As much as these moms are my friends and my sisters, I often feel less-than when I’m around them. I find myself thinking, “I am not a bulldog. I am not a fighter. I don’t have what it takes.”
But I fought for braille.
I fought the system. When they said, “Maybe she would do better in a special needs classroom,” I said, “That is not even close to her least restrictive environment, so absolutely no.”
I fought the odds. When they said, “We can’t give her that many hours/that summer instruction/that specialist,” I said, “That is unacceptable. I will do it myself.”
I fought really well-meaning friends and family. They said, “You know, she can SEE the page. She doesn’t need braille. Technology! iPads! Magnifiers!” And I said, “Braille = literacy. She can choose when she’s 18. Until then, I choose.”
I took classes. We brailled grocery lists, and Christmas cards. In every school, at every meeting, at every pass I said, “More hours. More braille. Equal time, equal exposure.” I blindfolded her when she practiced. People wondered if I was forcing it.
People said, “She can read the words.” And I said, “But she won’t be able to read them in 2nd grade. And H-E-DOUBLE-HOCKEY-STICKS if I’m going to wait until she’s 3 years behind to start teaching her the alphabet.
I fought for braille.
And tonight, when given the choice between print and braille, Madeline chose braille.
She chose it because it is easier for her to form letters with her fingers than it is for her to form them with a pen.
She chose it because she could. And she could because she learned. And she learned because I fought.
This is what she wrote:
And listen, I may have fought, but I only fought because of the amazing, passionate, dedicated educators that fought alongside of me for the good of my child. Educators that pulled me aside and said, “I can’t say this as a teacher, but as a parent…” And, “You didn’t hear this from me, but…”
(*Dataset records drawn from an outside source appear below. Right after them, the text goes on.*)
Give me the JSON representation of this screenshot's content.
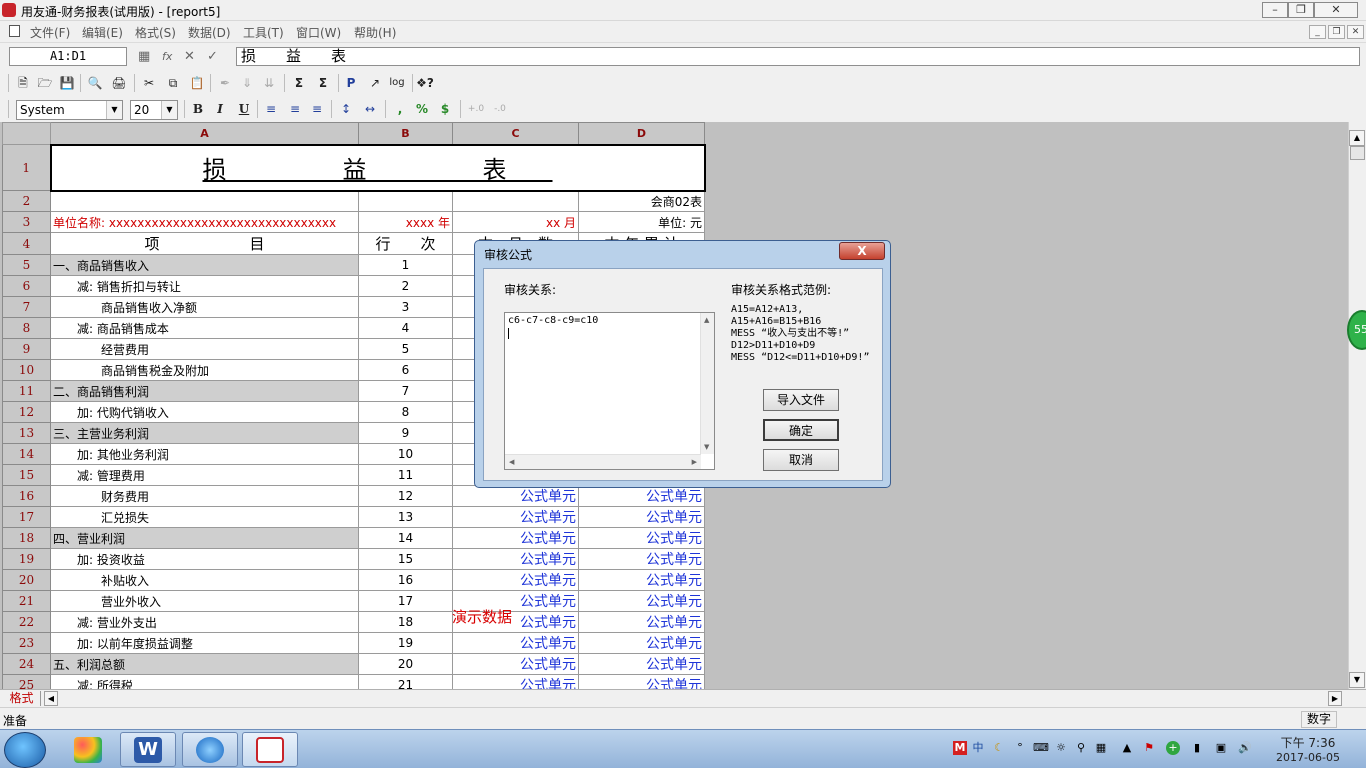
{
  "window": {
    "title": "用友通-财务报表(试用版) - [report5]",
    "controls": [
      "minimize",
      "restore",
      "close"
    ]
  },
  "menu": [
    "文件(F)",
    "编辑(E)",
    "格式(S)",
    "数据(D)",
    "工具(T)",
    "窗口(W)",
    "帮助(H)"
  ],
  "formula_bar": {
    "cell_ref": "A1:D1",
    "fx_label": "fx",
    "content": "损　　益　　表"
  },
  "format_bar": {
    "font": "System",
    "size": "20",
    "bold": "B",
    "italic": "I",
    "underline": "U",
    "comma": ",",
    "percent": "%",
    "currency": "$",
    "dec_add": "+.0",
    "dec_remove": "-.0"
  },
  "sheet": {
    "columns": [
      "A",
      "B",
      "C",
      "D"
    ],
    "title": "损　益　表",
    "row2_d": "会商02表",
    "row3": {
      "a": "单位名称: xxxxxxxxxxxxxxxxxxxxxxxxxxxxxxxx",
      "b": "xxxx 年",
      "c": "xx 月",
      "d": "单位: 元"
    },
    "row4": {
      "a": "项　　　　　　目",
      "b": "行　　次",
      "c": "本　月　数",
      "d": "本 年 累 计"
    },
    "rows": [
      {
        "n": "5",
        "item": "一、商品销售收入",
        "line": "1",
        "gray": true,
        "c": "",
        "d": ""
      },
      {
        "n": "6",
        "item": "　　减: 销售折扣与转让",
        "line": "2",
        "gray": false,
        "c": "",
        "d": ""
      },
      {
        "n": "7",
        "item": "　　　　商品销售收入净额",
        "line": "3",
        "gray": false,
        "c": "",
        "d": ""
      },
      {
        "n": "8",
        "item": "　　减: 商品销售成本",
        "line": "4",
        "gray": false,
        "c": "",
        "d": ""
      },
      {
        "n": "9",
        "item": "　　　　经营费用",
        "line": "5",
        "gray": false,
        "c": "",
        "d": ""
      },
      {
        "n": "10",
        "item": "　　　　商品销售税金及附加",
        "line": "6",
        "gray": false,
        "c": "",
        "d": ""
      },
      {
        "n": "11",
        "item": "二、商品销售利润",
        "line": "7",
        "gray": true,
        "c": "",
        "d": ""
      },
      {
        "n": "12",
        "item": "　　加: 代购代销收入",
        "line": "8",
        "gray": false,
        "c": "",
        "d": ""
      },
      {
        "n": "13",
        "item": "三、主营业务利润",
        "line": "9",
        "gray": true,
        "c": "",
        "d": ""
      },
      {
        "n": "14",
        "item": "　　加: 其他业务利润",
        "line": "10",
        "gray": false,
        "c": "",
        "d": ""
      },
      {
        "n": "15",
        "item": "　　减: 管理费用",
        "line": "11",
        "gray": false,
        "c": "",
        "d": ""
      },
      {
        "n": "16",
        "item": "　　　　财务费用",
        "line": "12",
        "gray": false,
        "c": "公式单元",
        "d": "公式单元"
      },
      {
        "n": "17",
        "item": "　　　　汇兑损失",
        "line": "13",
        "gray": false,
        "c": "公式单元",
        "d": "公式单元"
      },
      {
        "n": "18",
        "item": "四、营业利润",
        "line": "14",
        "gray": true,
        "c": "公式单元",
        "d": "公式单元"
      },
      {
        "n": "19",
        "item": "　　加: 投资收益",
        "line": "15",
        "gray": false,
        "c": "公式单元",
        "d": "公式单元"
      },
      {
        "n": "20",
        "item": "　　　　补贴收入",
        "line": "16",
        "gray": false,
        "c": "公式单元",
        "d": "公式单元"
      },
      {
        "n": "21",
        "item": "　　　　营业外收入",
        "line": "17",
        "gray": false,
        "c": "公式单元",
        "d": "公式单元"
      },
      {
        "n": "22",
        "item": "　　减: 营业外支出",
        "line": "18",
        "gray": false,
        "c": "公式单元",
        "d": "公式单元"
      },
      {
        "n": "23",
        "item": "　　加: 以前年度损益调整",
        "line": "19",
        "gray": false,
        "c": "公式单元",
        "d": "公式单元"
      },
      {
        "n": "24",
        "item": "五、利润总额",
        "line": "20",
        "gray": true,
        "c": "公式单元",
        "d": "公式单元"
      },
      {
        "n": "25",
        "item": "　　减: 所得税",
        "line": "21",
        "gray": false,
        "c": "公式单元",
        "d": "公式单元"
      }
    ],
    "demo_text": "演示数据"
  },
  "sheet_tab": "格式",
  "status": {
    "left": "准备",
    "right": "数字"
  },
  "tray_badge": "55",
  "taskbar": {
    "time": "下午 7:36",
    "date": "2017-06-05",
    "ime": "中"
  },
  "dialog": {
    "title": "审核公式",
    "close": "X",
    "relation_label": "审核关系:",
    "relation_text": "c6-c7-c8-c9=c10",
    "example_label": "审核关系格式范例:",
    "examples": [
      "A15=A12+A13,",
      "A15+A16=B15+B16",
      "MESS “收入与支出不等!”",
      "D12>D11+D10+D9",
      "MESS “D12<=D11+D10+D9!”"
    ],
    "buttons": {
      "import": "导入文件",
      "ok": "确定",
      "cancel": "取消"
    }
  }
}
If I fought, it’s because they equipped me to fight. They gave me the buzzwords, the loopholes. They gave me the courage; they EN-COURAGED, truly. They texted and called and emailed. They said, “Fight for Madeline. Keep fighting.”
Our teachers and vision teachers and braillists and specialists are our heroes, and this success is theirs, too.
I cried tonight. I cried because I got to see the fight pay off. It’s not theoretical anymore. It’s tonight, right now. My baby knows braille, and she likes it, and she chooses it, and I did a good thing.
As the great philosophers of The Fray said, “Sometimes the hardest thing and the right thing are the same.”